Travels subsequently visited Igbo Jonah’s House in Umu Nwadim area of Ngo Quarters. Jonah was the third son of Anozie and we spoke with Mr. Ezekiel Anozie, the late Jonah’s first son, while in Igbo Ukwu.

There is also the first building to be roofed with corrugated metallic sheets. Interestingly, a woman put up this historic bungalow. Naturally, we were curious to know what kind of business the lady had been into, to be able to fund the construction of the first house with metallic roof in Igbo Ukwu.
One of our guides, Mazi Ugochukwu put this question to an elderly lady living in that compound. The woman, who is widow of the son of the original owner-occupant, revealed her late mother-in-law was a tobacco merchant.

As regards the age of the building, the widow said her late husband had once told her the house was built long before he was born. The man died at the age of 75 in the late 1970s, which puts the building at least 100 years old. In fact, the age of the first storey building in Igbo Ukwu lends credence to the period, when the historic bungalow was constructed. This first storey house, which stands in Obiuno Quartes, was built around 1906. The house was the property of a then Warrant Chief known as Umeanadu. Ugochukwu said fables point to the fact that Umeanadu was a very influential figure. “He was a strong man,” mused Ugochukwu, who added that the community was mobilized to speed up the building’s construction.

Igbo Ukwu is part of Aguata Local Government Area (LGA) of Anambra State. The town comprises dozens of villages, which were decades ago grouped into three quarters for administrative convenience. Obiuno in the South West, Ihite, in the eastern parts and Ngo to the north, make up the three quarters of this town, which lies a little over an hour’s drive from Onitsha. Travelling in a minibus, the fare from Onitsha to Igbo Ukwu is N150 and the journey would take the tourist through Nkpor, Umuoji, Ojoto, Nnobi, Awka Etiti and Ichida. The route throws up beautiful churches such as Saint Alphonsus, Nkpor and Mater Amabilis, among many others on the way.

The towns between Onitsha and Igbo Ukwu are very close with some, such as Ichida and Awka Etiti, virtually overlapping with one another. Unfortunately, the horrible state of the road makes the trip drag on for more than an hour, whereas the distance is probably barely 40km.

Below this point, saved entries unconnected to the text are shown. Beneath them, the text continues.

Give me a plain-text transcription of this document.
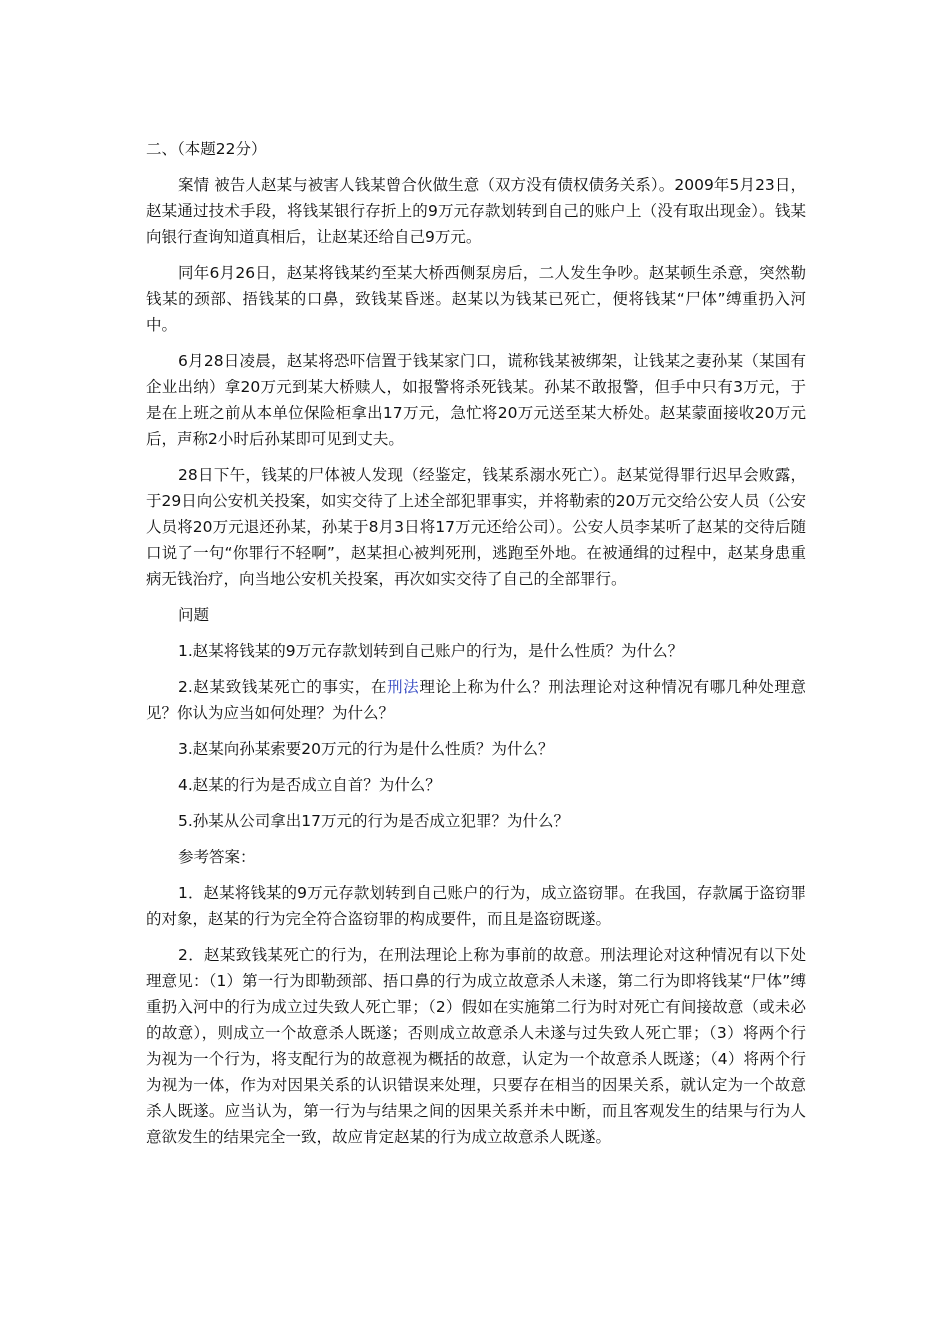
二、（本题22分）

案情 被告人赵某与被害人钱某曾合伙做生意（双方没有债权债务关系）。2009年5月23日，赵某通过技术手段，将钱某银行存折上的9万元存款划转到自己的账户上（没有取出现金）。钱某向银行查询知道真相后，让赵某还给自己9万元。

同年6月26日，赵某将钱某约至某大桥西侧泵房后，二人发生争吵。赵某顿生杀意，突然勒钱某的颈部、捂钱某的口鼻，致钱某昏迷。赵某以为钱某已死亡，便将钱某“尸体”缚重扔入河中。

6月28日凌晨，赵某将恐吓信置于钱某家门口，谎称钱某被绑架，让钱某之妻孙某（某国有企业出纳）拿20万元到某大桥赎人，如报警将杀死钱某。孙某不敢报警，但手中只有3万元，于是在上班之前从本单位保险柜拿出17万元，急忙将20万元送至某大桥处。赵某蒙面接收20万元后，声称2小时后孙某即可见到丈夫。

28日下午，钱某的尸体被人发现（经鉴定，钱某系溺水死亡）。赵某觉得罪行迟早会败露，于29日向公安机关投案，如实交待了上述全部犯罪事实，并将勒索的20万元交给公安人员（公安人员将20万元退还孙某，孙某于8月3日将17万元还给公司）。公安人员李某听了赵某的交待后随口说了一句“你罪行不轻啊”，赵某担心被判死刑，逃跑至外地。在被通缉的过程中，赵某身患重病无钱治疗，向当地公安机关投案，再次如实交待了自己的全部罪行。

问题

1.赵某将钱某的9万元存款划转到自己账户的行为，是什么性质？为什么？

2.赵某致钱某死亡的事实，在刑法理论上称为什么？刑法理论对这种情况有哪几种处理意见？你认为应当如何处理？为什么？

3.赵某向孙某索要20万元的行为是什么性质？为什么？

4.赵某的行为是否成立自首？为什么？

5.孙某从公司拿出17万元的行为是否成立犯罪？为什么？

参考答案：

1．赵某将钱某的9万元存款划转到自己账户的行为，成立盗窃罪。在我国，存款属于盗窃罪的对象，赵某的行为完全符合盗窃罪的构成要件，而且是盗窃既遂。

2．赵某致钱某死亡的行为，在刑法理论上称为事前的故意。刑法理论对这种情况有以下处理意见：（1）第一行为即勒颈部、捂口鼻的行为成立故意杀人未遂，第二行为即将钱某“尸体”缚重扔入河中的行为成立过失致人死亡罪；（2）假如在实施第二行为时对死亡有间接故意（或未必的故意），则成立一个故意杀人既遂；否则成立故意杀人未遂与过失致人死亡罪；（3）将两个行为视为一个行为，将支配行为的故意视为概括的故意，认定为一个故意杀人既遂；（4）将两个行为视为一体，作为对因果关系的认识错误来处理，只要存在相当的因果关系，就认定为一个故意杀人既遂。应当认为，第一行为与结果之间的因果关系并未中断，而且客观发生的结果与行为人意欲发生的结果完全一致，故应肯定赵某的行为成立故意杀人既遂。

Welcome to Igbo Ukwu, where it is taboo to kill or eat a python (Eke). Consequently, Eke the royal python is free to roam about and visit people’s home without invitation. What is more, this species of snake often swallows locals’ chicken, goat and other livestock without trammels. In deed, “Eke” enjoys deity’s status in Igbo Ukwu. If motorists come across the animal crossing the road, all vehicles pull to a halt, every one is at a standstill and no automobile moves until this serpent has successfully dragged its long body out of their way. And should one kill Eke inadvertently, elaborate cleansing rituals must be carried out to ward off severe repercussions.